Slashdot is carrying a story about new research published by the good folks at Carnegie Mellon and Coherent Navigation detailing a series of classes of GPS attacks beyond those previously demonstrated.
Of particular note to this community, the research details vulnerabilities found in the uBlox 6H GPS receiver.
The researchers go beyond the typical jamming and spoofing techniques, and also examine weaknesses in GPS messaging and in attacks against the embedded operating systems and applications which communicate with the GPS modules.
The uBlox 6H does not fair as badly as some of the other modules, and besides spoofing, the only other identified issues is described as "Vulnerable Week #"
"Vulnerable Week Number Date calculations in GPS receivers are done using the Z-count, which consists of a 10 bit Week Number (WN) and 9 bit Time of Week field.
In our attack, we first set the week number to be one past the current week.
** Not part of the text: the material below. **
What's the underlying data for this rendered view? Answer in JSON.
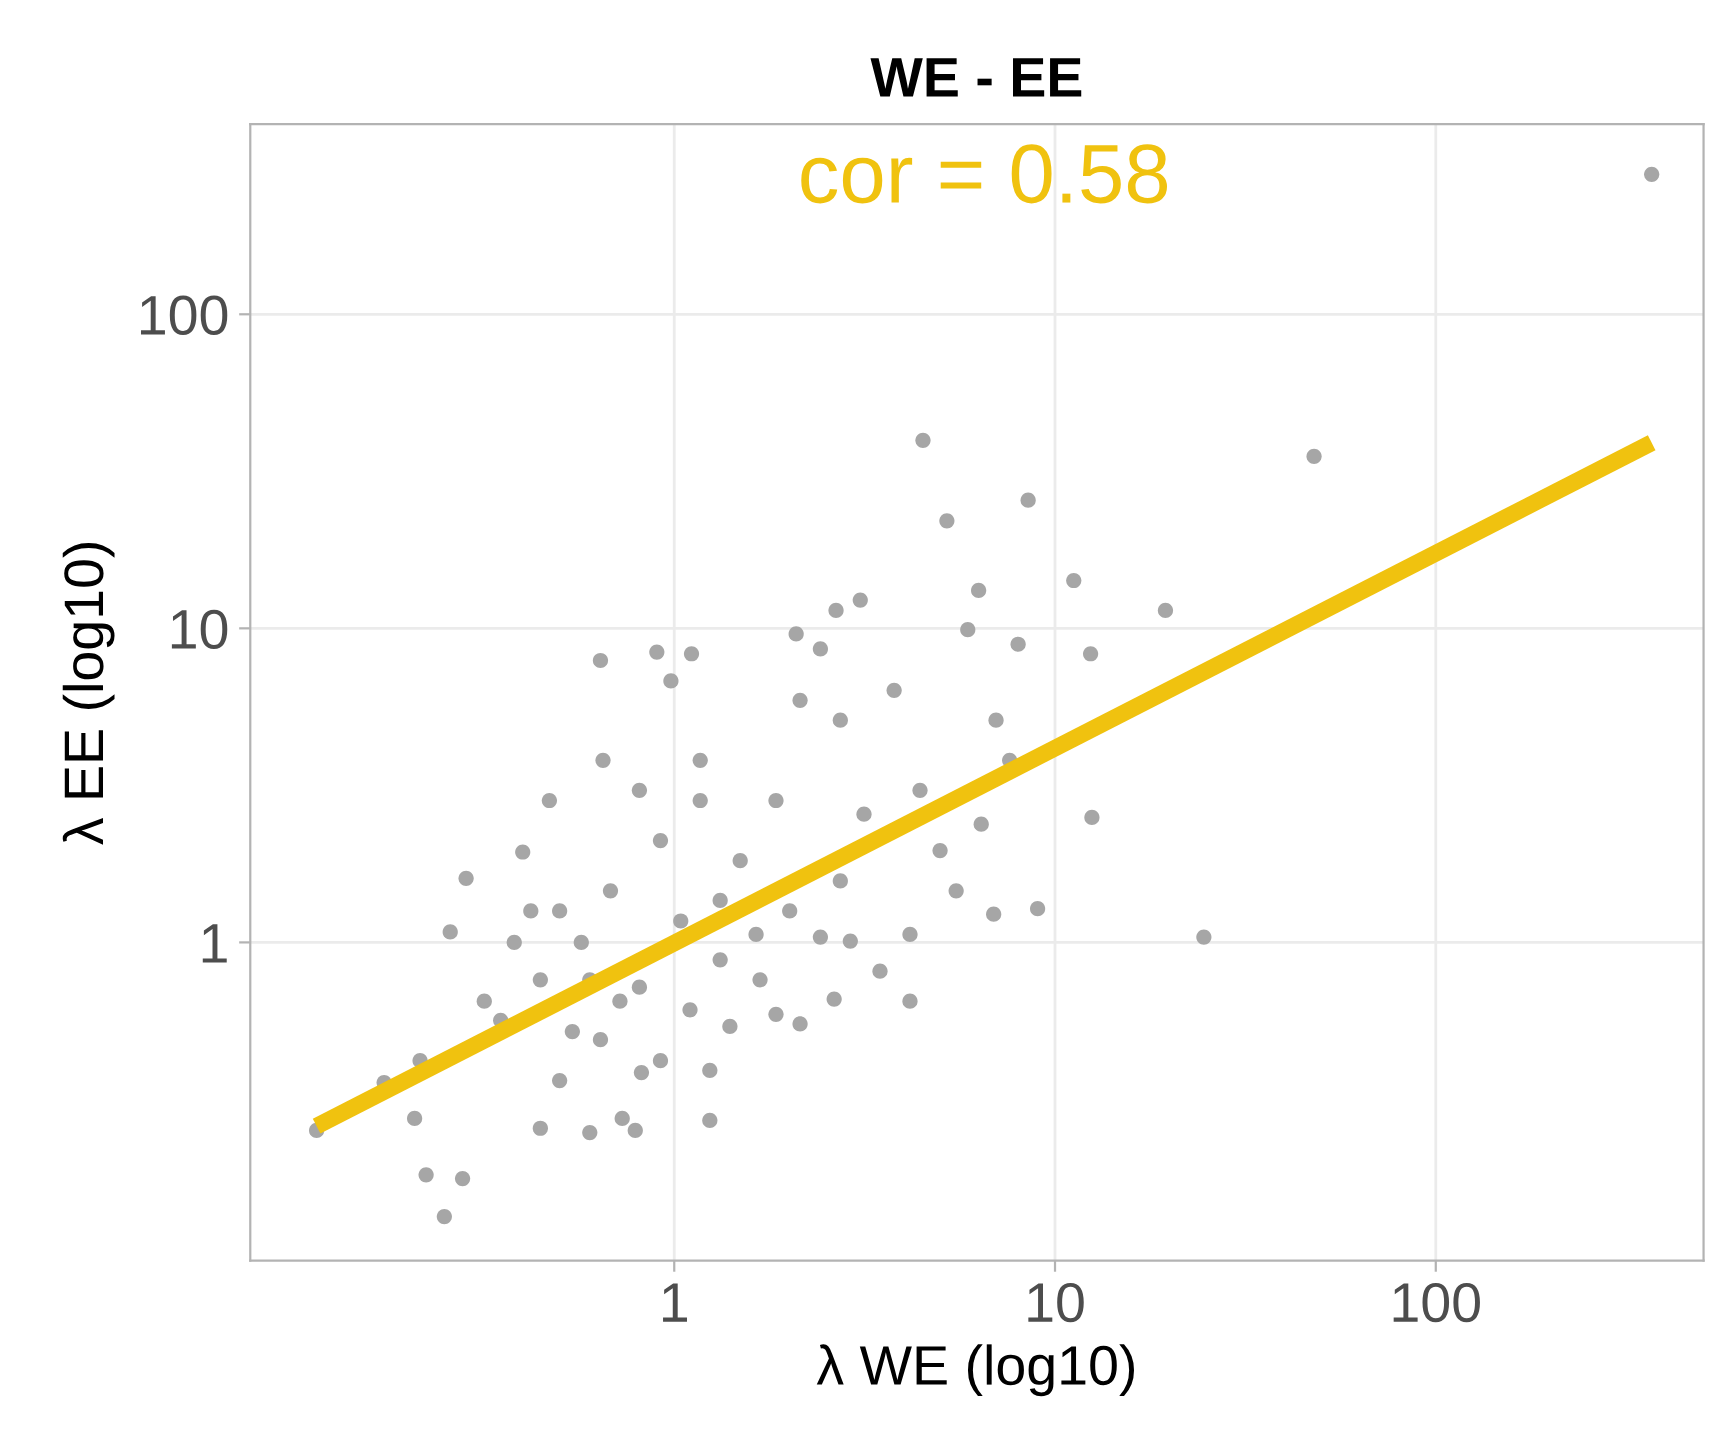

No other data was changed in the navigation mes- sage. When the ephemeris expired (the IODC and IODE changed), all receivers except the eXplorist accepted the new week number. We were then able to set the week number to any value in the 10 bit range."
The researchers present a series of recommendations to combat these vulnerabilities, few of which will be news to seasoned software developers. The researchers break these recommendations into "Data-Level Protection," "OS-Defenses," and "GPS Dependent Systems" but the most valuable take away for our community is "input validation," "input validation," and "input validation" which gets added to the already well understood lessons (and not as easily conceived solutions) from GPS jamming and spoofing techniques.
But should our community be concerned by these techniques? With an estimated cost of $2500 to create the equipment to exploit many of these weaknesses, and recent demonstrations of an ARDrone virus, it might not hurt to begin thinking more seriously about security at key input points (telemetry and GPS data streams, at least.) In our brave new world, a system crash could not be more aptly named.